El ideal de belleza asiático y la aclaración de la piel - The Amaranta
El racismo todavía está latente en el mundo, pero en Asia se sale de las manos

En muchas partes del mundo es común escuchar que nos encontramos en una época post racial donde los blancos, los caucásicos y los negros caminamos en paz por las calles tomando mojitos y donde la justicia es igual para todos.

Lamentablemente, no vivimos en una película de Pixar y los negros y blancos aún parecen perseguirse como gatos y ratones. Ni Obama, ni Oprah ni Meghan Markle pudieron hacer mucho al respecto. Esta es una problemática que se esparció por el mundo y se asentó en cada país, región y continente de manera particular.

En Asia, la cosa es un poco distinta de lo que podría ser en América o en Europa donde los ideales del body positivity, las campañas conscientes y la aceptación de que los seres humanos son por definición distintos entre sí; tienen mucha mayor aceptación social. Por el contrario. Allá tener la piel un poco más oscura de lo ordinario, es motivo de faltas de respeto, insultos, y una vida llena de miseria.

En países como Japón, Tailandia, China y Corea del Sur el negocio de ser blanca es parte importante de las industrias de belleza e incluso de los tratamientos médicos y quirúrgicos.

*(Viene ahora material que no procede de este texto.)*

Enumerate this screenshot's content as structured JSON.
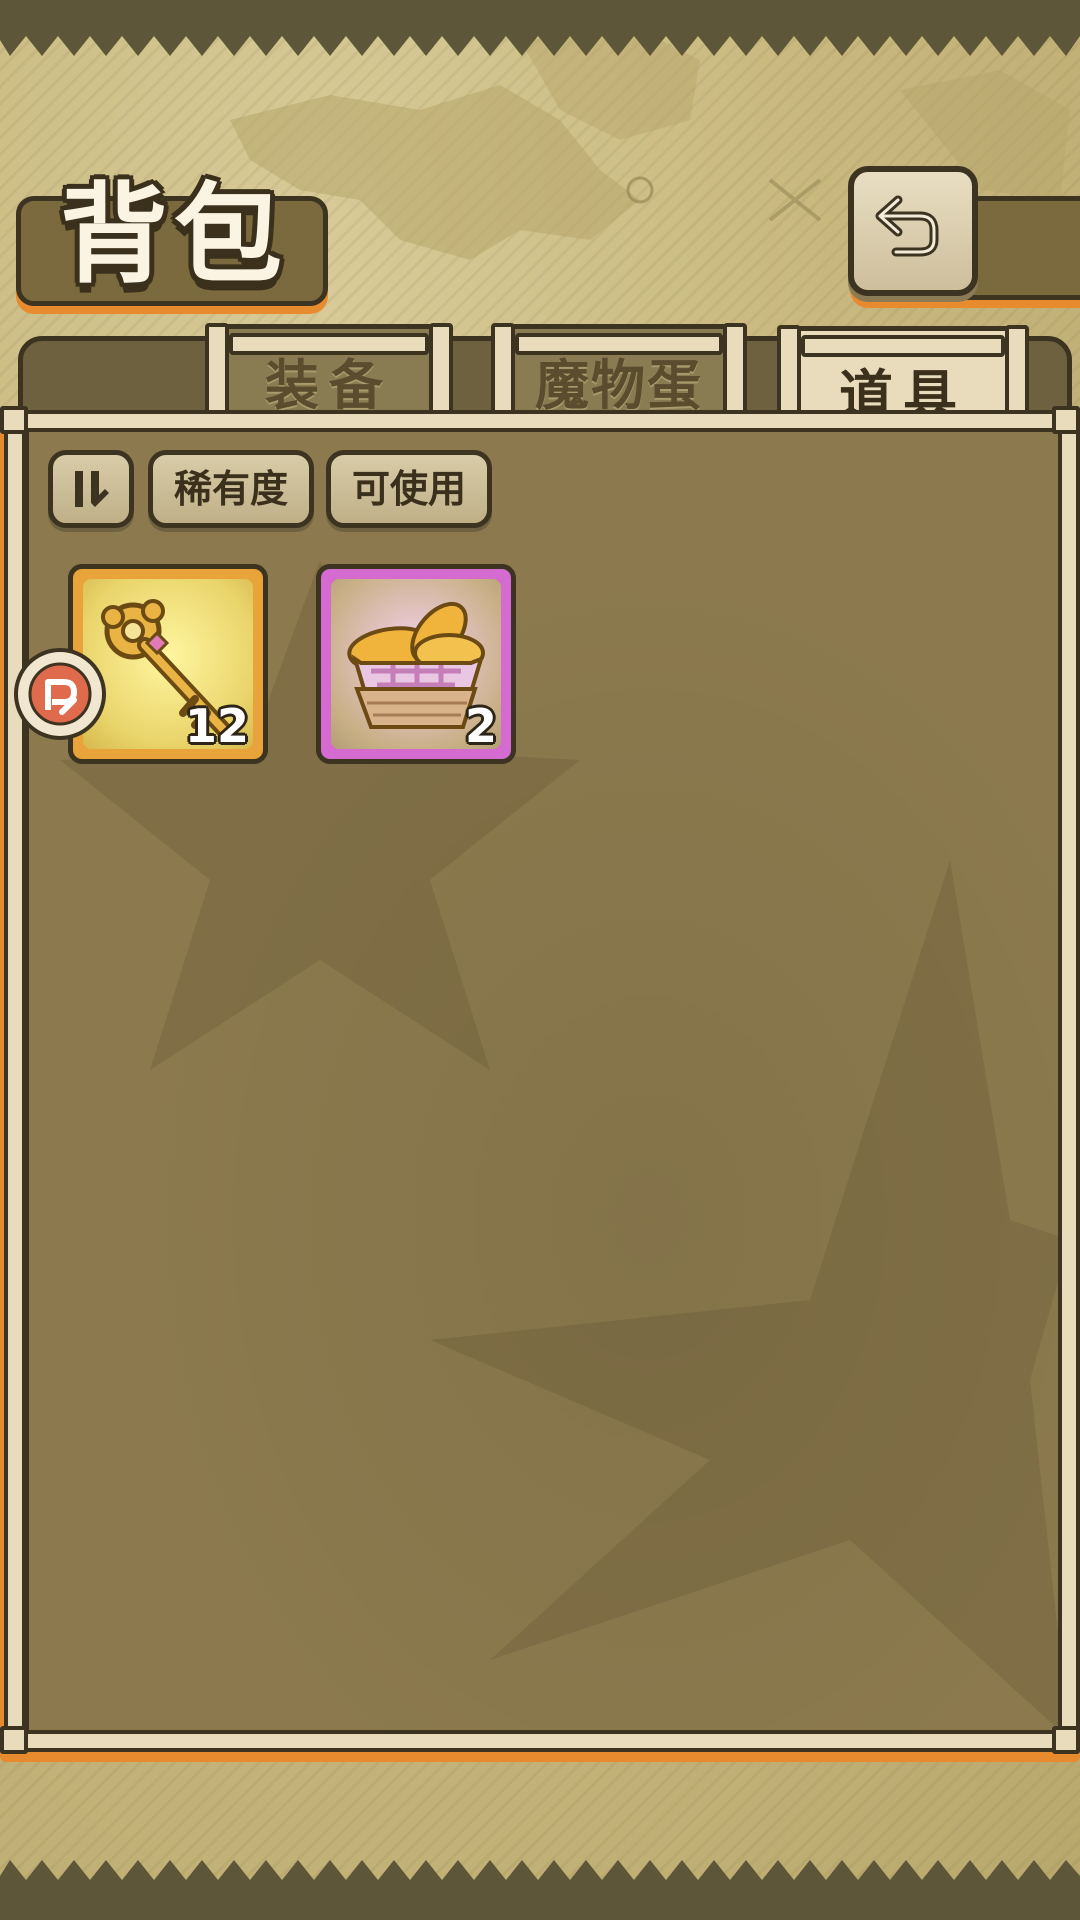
{
  "header": {
    "title": "背包",
    "back_icon": "back-arrow-icon"
  },
  "tabs": [
    {
      "label": "装备",
      "active": false
    },
    {
      "label": "魔物蛋",
      "active": false
    },
    {
      "label": "道具",
      "active": true
    }
  ],
  "filters": {
    "sort_icon": "sort-toggle-icon",
    "rarity_label": "稀有度",
    "usable_label": "可使用"
  },
  "items": [
    {
      "name": "golden-key",
      "icon": "golden-key-icon",
      "count": "12",
      "rarity_color": "#e8a33a"
    },
    {
      "name": "bread-basket",
      "icon": "bread-basket-icon",
      "count": "2",
      "rarity_color": "#d56ad0"
    }
  ],
  "colors": {
    "accent_orange": "#e88a2e",
    "panel_brown": "#8c7a4e",
    "outline": "#3c3320"
  }
}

¿De dónde nace eso de “ser blanca es ser bonita”?

Más bien es algo de “ser blanca, te hace mejor”. Así tal cual. Porque en países como China y la India, en la época donde las dinastías gobernaban sobre todo, las clases altas y de nobleza solían permanecer dentro de los palacios sin dejar que ni un rayo de sol les tocara la piel, por lo que nunca se manchaban y se quedaban blancos como fantasmas. Por otro lado, los mortales que trabajaban en los campos de arroz como sirvientes, artesanos y obreros se veían obligados a trabajar como hormigas bajo el sol. Dejando que su piel se oscureciera aún más, lo que entrevee la clase social a la que pertenecían.

Por generaciones, los colores oscuros de piel en la mayor parte de ese continente eran relacionados con las clases más bajas y míseras de la sociedad. Los parias por así decirlo. Mientras más clara era tu piel, mejores prospectos tenías en la vida. Claro que no fue culpa solo de los nobles, sino de los ciudadanos que hasta hoy en día alimentan este racismo.

Todas las modelos, actrices y celebridades de esta región del mundo tienen la piel blanca como la nieve. Los hombres han expresado que prefieren a sus mujeres blancas.

¿Qué tan grave es la obsesión?

Como si fuera poco, esta fiebre por ser blanca se ha transmutado a las estadísticas de las industrias de cosméticos y de belleza. Con decirte que ellas ganan 19.8 billones de de dólares anual, creo que a cualquier codicioso le interesaría hacer un negocio de la blancura. Hay de todo, cremas, jabones y químicos concentrados, es difícil no mencionar una forma de tratamiento que no haya sido pensado por este negocio.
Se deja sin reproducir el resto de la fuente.